The AJEH is run by Kolkata businessman Mritunjay Tiwary whose ancestral village is close to Mastichak, the village in which the hospital is located.

The very day the idea of tackling the diara islands was conceived, Tiwary summoned the key outreach workers. Within a few hours they had planned which islands to target, including the once notorious Kidnap Island. They were so excited by the plan that they went out that night to investigate weather conditions. They discovered that some of the diara were still flooded because of monsoon rains so access to them was only possible by wading in neck-deep water! They adapted their plans accordingly.

Enthusiastic volunteers

Former priest Shashi Kant Dwivedi, who became an outreach worker after his own diara became the very first to be visited by the hospital team, told me: “I can do more good work being an outreach worker than as a priest.”

Farmer Awadh Rai, aged 55, was once blind himself. After cataract surgery at the AJEH he became one of their many Protectors of Sight, going from door-to-door collecting patients with sight problems.

The Diara Push was a huge success. Over 3,600 blind men, women and children were brought in for cataract surgery. And the AJEH are also addressing many of the UN Millennium Development Goals with other innovative and imaginative schemes. The Akhand Jyoti Football Academy is a scheme for village girls which provides nutritious food, school fees, organised football training, English and IT classes, and work experience at the hospital. Poverty drives most families in rural Bihar to marry off their daughters by the age of 15; they are pregnant by 18, 70 per cent severely anaemic and two thirds illiterate. It is no surprise that the alternative life and opportunities the Football Academy gives to them has received full backing from parents. Some of the girls will be taken onto a Diploma of Ophthalmic Technicians Course (DOT) when they complete their schooling. This will mean a guaranteed job at the eye hospital for the girls, and a source of future paramedics for a rapidly expanding hospital.

Fifteen-year-old Sushma Kumari was supposed to have been married last year. But her father cancelled her marriage after she became part of the Football Academy. A few months later he became an eye patient himself. When he came into the hospital he found his own daughter on one of her work experience mornings. It was she who tested his vision. The proud father wept. Said Sushma: “Getting involved with the hospital is the best thing in my life.”

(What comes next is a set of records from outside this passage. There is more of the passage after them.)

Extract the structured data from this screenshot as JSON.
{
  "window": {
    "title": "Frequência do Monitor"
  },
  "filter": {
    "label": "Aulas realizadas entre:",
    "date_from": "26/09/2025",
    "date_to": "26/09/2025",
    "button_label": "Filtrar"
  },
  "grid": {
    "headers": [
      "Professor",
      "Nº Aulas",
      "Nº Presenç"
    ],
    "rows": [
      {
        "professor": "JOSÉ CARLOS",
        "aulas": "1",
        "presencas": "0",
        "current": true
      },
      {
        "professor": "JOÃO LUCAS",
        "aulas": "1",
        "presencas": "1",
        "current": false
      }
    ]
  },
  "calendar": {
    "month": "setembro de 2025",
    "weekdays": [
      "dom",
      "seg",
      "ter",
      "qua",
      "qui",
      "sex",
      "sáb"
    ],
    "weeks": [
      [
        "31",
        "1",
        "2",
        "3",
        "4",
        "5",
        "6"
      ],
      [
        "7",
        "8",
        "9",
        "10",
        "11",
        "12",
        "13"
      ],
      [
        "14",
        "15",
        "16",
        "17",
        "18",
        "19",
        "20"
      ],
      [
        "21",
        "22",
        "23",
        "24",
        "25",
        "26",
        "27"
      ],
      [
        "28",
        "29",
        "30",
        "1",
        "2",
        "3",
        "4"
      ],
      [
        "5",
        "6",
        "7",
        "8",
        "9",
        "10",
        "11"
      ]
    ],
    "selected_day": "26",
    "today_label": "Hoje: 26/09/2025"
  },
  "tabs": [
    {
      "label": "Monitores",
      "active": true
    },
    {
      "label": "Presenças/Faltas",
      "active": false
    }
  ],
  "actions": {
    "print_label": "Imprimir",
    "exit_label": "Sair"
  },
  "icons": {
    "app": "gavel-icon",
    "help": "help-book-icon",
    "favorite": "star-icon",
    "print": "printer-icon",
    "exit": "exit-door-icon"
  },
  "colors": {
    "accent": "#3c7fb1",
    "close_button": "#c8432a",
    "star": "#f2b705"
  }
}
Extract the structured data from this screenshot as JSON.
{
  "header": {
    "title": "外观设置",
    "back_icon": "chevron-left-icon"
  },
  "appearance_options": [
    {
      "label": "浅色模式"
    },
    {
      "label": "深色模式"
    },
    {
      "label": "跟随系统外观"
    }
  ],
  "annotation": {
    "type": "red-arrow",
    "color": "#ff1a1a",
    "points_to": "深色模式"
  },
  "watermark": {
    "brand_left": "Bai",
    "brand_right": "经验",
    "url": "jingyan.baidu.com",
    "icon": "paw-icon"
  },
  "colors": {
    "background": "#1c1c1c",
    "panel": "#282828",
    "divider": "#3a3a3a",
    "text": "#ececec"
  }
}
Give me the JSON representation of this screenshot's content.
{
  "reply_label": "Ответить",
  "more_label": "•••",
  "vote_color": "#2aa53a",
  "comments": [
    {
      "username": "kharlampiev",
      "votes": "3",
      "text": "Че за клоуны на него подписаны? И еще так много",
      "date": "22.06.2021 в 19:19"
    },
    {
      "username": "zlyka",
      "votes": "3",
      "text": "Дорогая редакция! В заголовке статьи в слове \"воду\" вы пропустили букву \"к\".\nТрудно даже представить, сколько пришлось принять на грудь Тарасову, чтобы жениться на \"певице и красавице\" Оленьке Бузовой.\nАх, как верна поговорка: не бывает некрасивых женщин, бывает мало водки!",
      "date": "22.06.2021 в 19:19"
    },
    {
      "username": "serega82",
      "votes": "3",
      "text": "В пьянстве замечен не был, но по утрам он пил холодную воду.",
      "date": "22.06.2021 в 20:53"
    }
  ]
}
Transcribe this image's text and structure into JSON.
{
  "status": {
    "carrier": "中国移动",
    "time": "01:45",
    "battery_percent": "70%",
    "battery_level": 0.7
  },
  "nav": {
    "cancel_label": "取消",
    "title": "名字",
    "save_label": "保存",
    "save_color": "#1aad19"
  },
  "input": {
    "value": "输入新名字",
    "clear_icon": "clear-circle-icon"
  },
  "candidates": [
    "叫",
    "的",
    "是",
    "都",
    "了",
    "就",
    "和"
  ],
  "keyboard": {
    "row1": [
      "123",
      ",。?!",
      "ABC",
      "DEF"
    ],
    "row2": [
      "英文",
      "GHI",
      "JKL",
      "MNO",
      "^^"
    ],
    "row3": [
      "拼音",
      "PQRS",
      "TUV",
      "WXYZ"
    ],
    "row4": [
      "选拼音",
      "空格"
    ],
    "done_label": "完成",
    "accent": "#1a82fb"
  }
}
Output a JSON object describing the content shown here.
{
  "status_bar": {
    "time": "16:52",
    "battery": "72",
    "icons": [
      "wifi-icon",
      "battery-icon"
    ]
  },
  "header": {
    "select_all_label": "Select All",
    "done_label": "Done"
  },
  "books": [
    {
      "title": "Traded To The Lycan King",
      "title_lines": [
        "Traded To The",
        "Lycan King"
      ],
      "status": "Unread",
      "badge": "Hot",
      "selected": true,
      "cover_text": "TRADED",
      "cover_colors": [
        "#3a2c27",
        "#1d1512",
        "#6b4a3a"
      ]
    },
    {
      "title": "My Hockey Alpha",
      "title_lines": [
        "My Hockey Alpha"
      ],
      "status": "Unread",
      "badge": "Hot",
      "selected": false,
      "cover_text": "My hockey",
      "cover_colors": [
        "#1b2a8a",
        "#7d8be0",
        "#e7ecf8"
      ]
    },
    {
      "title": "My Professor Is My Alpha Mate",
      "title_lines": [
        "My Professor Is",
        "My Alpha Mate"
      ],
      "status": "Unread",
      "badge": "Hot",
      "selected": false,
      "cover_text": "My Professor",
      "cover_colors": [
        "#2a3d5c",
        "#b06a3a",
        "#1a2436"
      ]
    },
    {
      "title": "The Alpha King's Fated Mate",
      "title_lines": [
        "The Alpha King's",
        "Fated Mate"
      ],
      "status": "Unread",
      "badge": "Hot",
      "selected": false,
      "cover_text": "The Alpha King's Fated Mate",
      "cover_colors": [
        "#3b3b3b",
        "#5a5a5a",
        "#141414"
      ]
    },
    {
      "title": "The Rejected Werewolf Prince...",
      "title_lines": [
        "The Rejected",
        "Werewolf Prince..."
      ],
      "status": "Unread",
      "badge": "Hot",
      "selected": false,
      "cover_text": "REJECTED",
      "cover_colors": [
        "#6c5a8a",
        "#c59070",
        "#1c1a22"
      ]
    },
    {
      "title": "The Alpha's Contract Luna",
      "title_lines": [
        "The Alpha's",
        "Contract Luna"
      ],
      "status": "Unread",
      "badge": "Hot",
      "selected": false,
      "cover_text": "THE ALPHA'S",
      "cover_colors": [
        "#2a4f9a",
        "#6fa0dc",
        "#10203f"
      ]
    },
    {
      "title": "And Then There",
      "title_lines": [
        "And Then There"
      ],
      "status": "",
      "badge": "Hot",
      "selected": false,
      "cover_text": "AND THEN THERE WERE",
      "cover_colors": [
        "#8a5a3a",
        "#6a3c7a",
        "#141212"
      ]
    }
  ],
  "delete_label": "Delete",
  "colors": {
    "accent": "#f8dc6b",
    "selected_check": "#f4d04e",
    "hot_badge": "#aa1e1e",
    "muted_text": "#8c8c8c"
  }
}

Years ago Nobel Peace Prize laureate Muhammad Yunnus shocked an American journalist by suggesting that, if he were President of the World Bank, he would relocate their headquarters to Dhaka. Yunnus writes about this in his book Banker to the Poor:

The overarching objective of the World Bank is to combat world poverty, then it seems to me that the Bank should move to a location where poverty is rampant. In Dhaka the Bank would be surrounded by human suffering and destitution. By living in close proximity to the problem, I believe the Bank would solve the problem much faster and more realistically.

I feel exactly the same way about blindness. It is rural Bihar and Orissa that remain the worst places in the world for blindness. The experts to deal with this are not in Geneva, London, Mumbai or Madurai. The knowledge, skills, passion and commitment are right there amongst the people who would benefit most from the problem being solved. We just have to learn to listen to them. Which is why I spend a great deal of time in the villages of both states, with the likes of Tiwary, Awadh Rai, and 15-year-old girls who play football. And we are winning. Not just on the football pitch.